As of August 14, 2014, the Ebola virus has infected an estimated 1,975 individuals across four countries in West Africa, leading to 1,069 deaths (including three Americans). The official reported numbers, frightening as they are, likely vastly underestimate the true magnitude of the outbreak. Ebola has severely impacted the daily life of affected communities, and raised concerns across the globe about its ongoing spread. The fact that this outbreak has led to so many cases and deaths (approximately 45% of all cases of Ebola ever reported have come since March of this year) is concerning for the individuals and families struggling with the disease, and leads to questions regarding the global capacity to detect and respond to such events. It also brings up four key policy questions for the U.S. concerning its engagement with the international community’s efforts to combat Ebola and other emerging infectious disease outbreaks.
Key U.S. Government Accounts for Emerging Infectious Disease Surveillance and Response Capacity Building in Developing Countries, FY2011-FY2015
Whether or not the U.S. response has matched the need is a complex question. As the chart indicates, however, U.S. funding for these programs has remained mostly stable over the last 5 years. The White House, HHS, CDC, USAID, DoD and other agencies, noting the need for greater attention and investment in such programs, did announce in February 2014 the launch of a new “Global Health Security Agenda” meant to catalyze further action by U.S. government and its partners on emerging diseases and global health security. While no additional funding for this effort has been made available yet, the President’s FY2015 budget request does include an additional $45 million to support CDC’s work on the agenda.
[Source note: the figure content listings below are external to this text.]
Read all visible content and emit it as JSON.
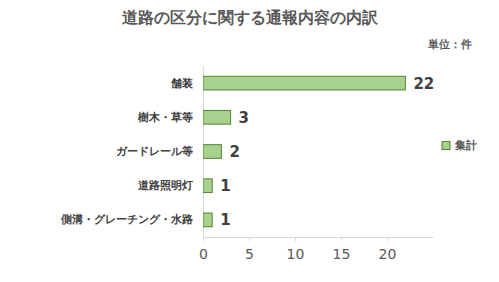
{
  "chart_data": {
    "type": "bar",
    "title": "道路の区分に関する通報内容の内訳",
    "annotations": [
      "単位：件"
    ],
    "orientation": "horizontal",
    "categories": [
      "舗装",
      "樹木・草等",
      "ガードレール等",
      "道路照明灯",
      "側溝・グレーチング・水路"
    ],
    "series": [
      {
        "name": "集計",
        "color": "#a9d18e",
        "values": [
          22,
          3,
          2,
          1,
          1
        ]
      }
    ],
    "xlim": [
      0,
      25
    ],
    "xticks": [
      0,
      5,
      10,
      15,
      20
    ],
    "grid": false,
    "legend": "right",
    "data_labels": true
  }
}
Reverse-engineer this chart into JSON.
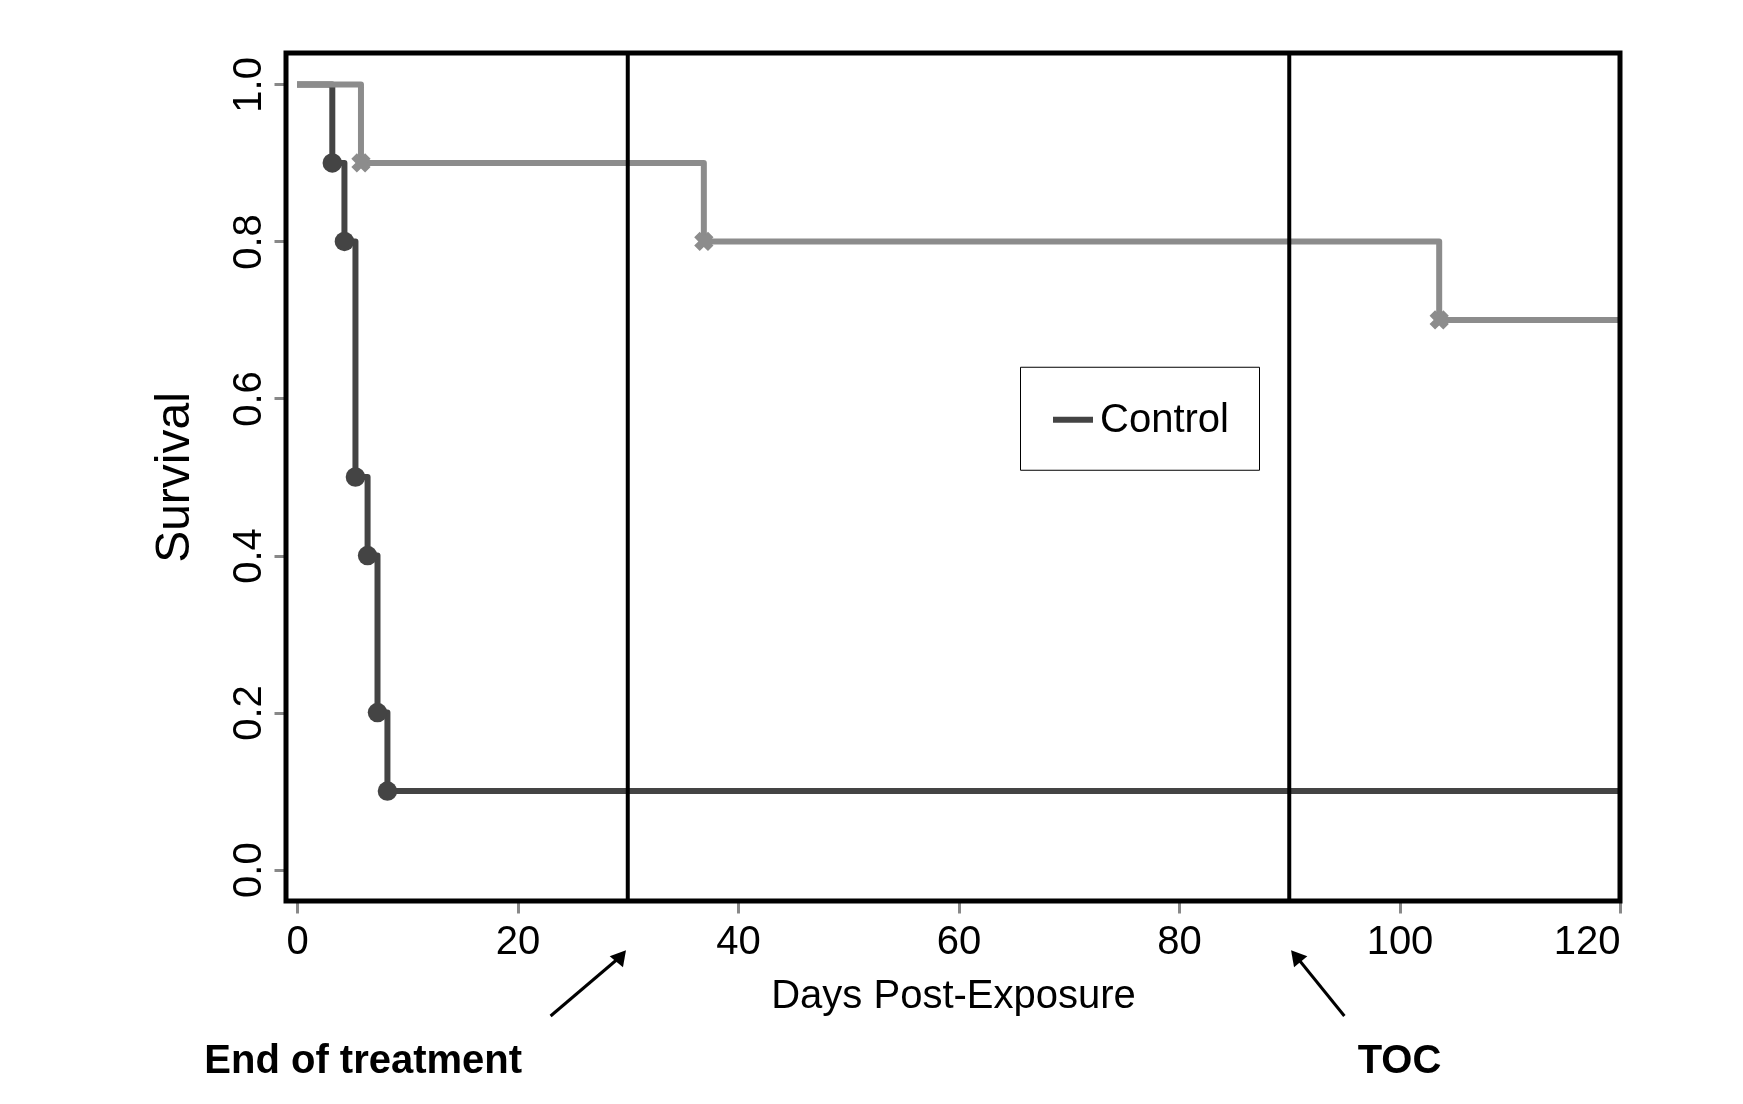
{
  "chart_data": {
    "type": "step",
    "xlabel": "Days Post-Exposure",
    "ylabel": "Survival",
    "xlim": [
      -1,
      120
    ],
    "ylim": [
      -0.04,
      1.04
    ],
    "xticks": [
      0,
      20,
      40,
      60,
      80,
      100,
      120
    ],
    "yticks": [
      {
        "value": 0,
        "label": "0.0"
      },
      {
        "value": 0.2,
        "label": "0.2"
      },
      {
        "value": 0.4,
        "label": "0.4"
      },
      {
        "value": 0.6,
        "label": "0.6"
      },
      {
        "value": 0.8,
        "label": "0.8"
      },
      {
        "value": 1,
        "label": "1.0"
      }
    ],
    "grid": false,
    "legend": "right",
    "line_style": "solid",
    "series": [
      {
        "name": "Control",
        "color": "#444444",
        "marker": "circle",
        "x": [
          0,
          3.2,
          4.3,
          5.3,
          6.4,
          7.3,
          8.2,
          120
        ],
        "values": [
          1,
          0.9,
          0.8,
          0.5,
          0.4,
          0.2,
          0.1,
          0.1
        ]
      },
      {
        "color": "#8c8c8c",
        "marker": "cross",
        "x": [
          0,
          5.8,
          36.9,
          103.6,
          120
        ],
        "values": [
          1,
          0.9,
          0.8,
          0.7,
          0.7
        ]
      }
    ],
    "ref_lines": [
      {
        "axis": "x",
        "value": 30,
        "color": "#000000"
      },
      {
        "axis": "x",
        "value": 90,
        "color": "#000000"
      }
    ],
    "annotations": [
      "End of treatment",
      "TOC"
    ]
  }
}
In addition, none of the funding had focused on West Africa prior to this Ebola outbreak. USAID/PIOET has focused on central and eastern Africa, along with South America and South and Southeast Asia, while the DoD/CBE program has been primarily focused on former Soviet states along with parts of Asia and central/Eastern Africa. The CDC maintains or is in the process of setting up 10 GDD centers around the globe, though none are in West Africa (the nearest GDD centers are in Egypt and Kenya). This shows the limitations of the current levels of funding and also the inherent difficulty of trying to predict where the next important infectious disease epidemic might spring up, because such outbreaks are by their nature unpredictable. In another recent example, the 2009 H1N1 outbreak emerged from Mexico, not Asia as had been presupposed by epidemiologists and where the global influenza surveillance effort had been primarily focused.
HOW DOES THE EBOLA RESPONSE FIT INTO THE BROADER US GLOBAL HEALTH EFFORT?
The U.S. provides ongoing funding for global health programs in all of the Ebola-affected countries, including (depending on the country) HIV, tuberculosis, malaria, maternal and child health, family planning/reproductive health, and water programs (see Table 1). The $14.55 million made available to combat Ebola this year is equal to just a small proportion (2 percent) of the $625.97 million Nigeria received in U.S. global health assistance in FY2013, though it also represents a funding level almost thirty times as large as U.S. global health assistance to Sierra Leone.
Table 1. U.S. Global Health Assistance to Ebola-Affected Countries, FY2013 Total and by Program Area
CAN THE U.S. HELP COUNTRIES GET AHEAD OF THE CURRENT OUTBREAK OR WILL THIS REMAIN A CATCH UP GAME?
The international response so far has not been able to meet the needs of the countries facing this Ebola outbreak. By many accounts, there remains a serious lack of basic supplies, protective gear, and laboratory capacity, and an insufficient number of health workers to put into place all of pieces of the response that will be necessary to contain this outbreak. There remains an urgent need to fill these gaps, that the U.S., along with other countries and multilateral organizations, can help address with continuing and expanded support as needed. Given the attention to this topic, as Congress and the Administration consider what comes after addressing the immediate needs in West Africa they face a uniquely powerful and opportune moment to focus on the key questions and debates that have been raised by the outbreak and response.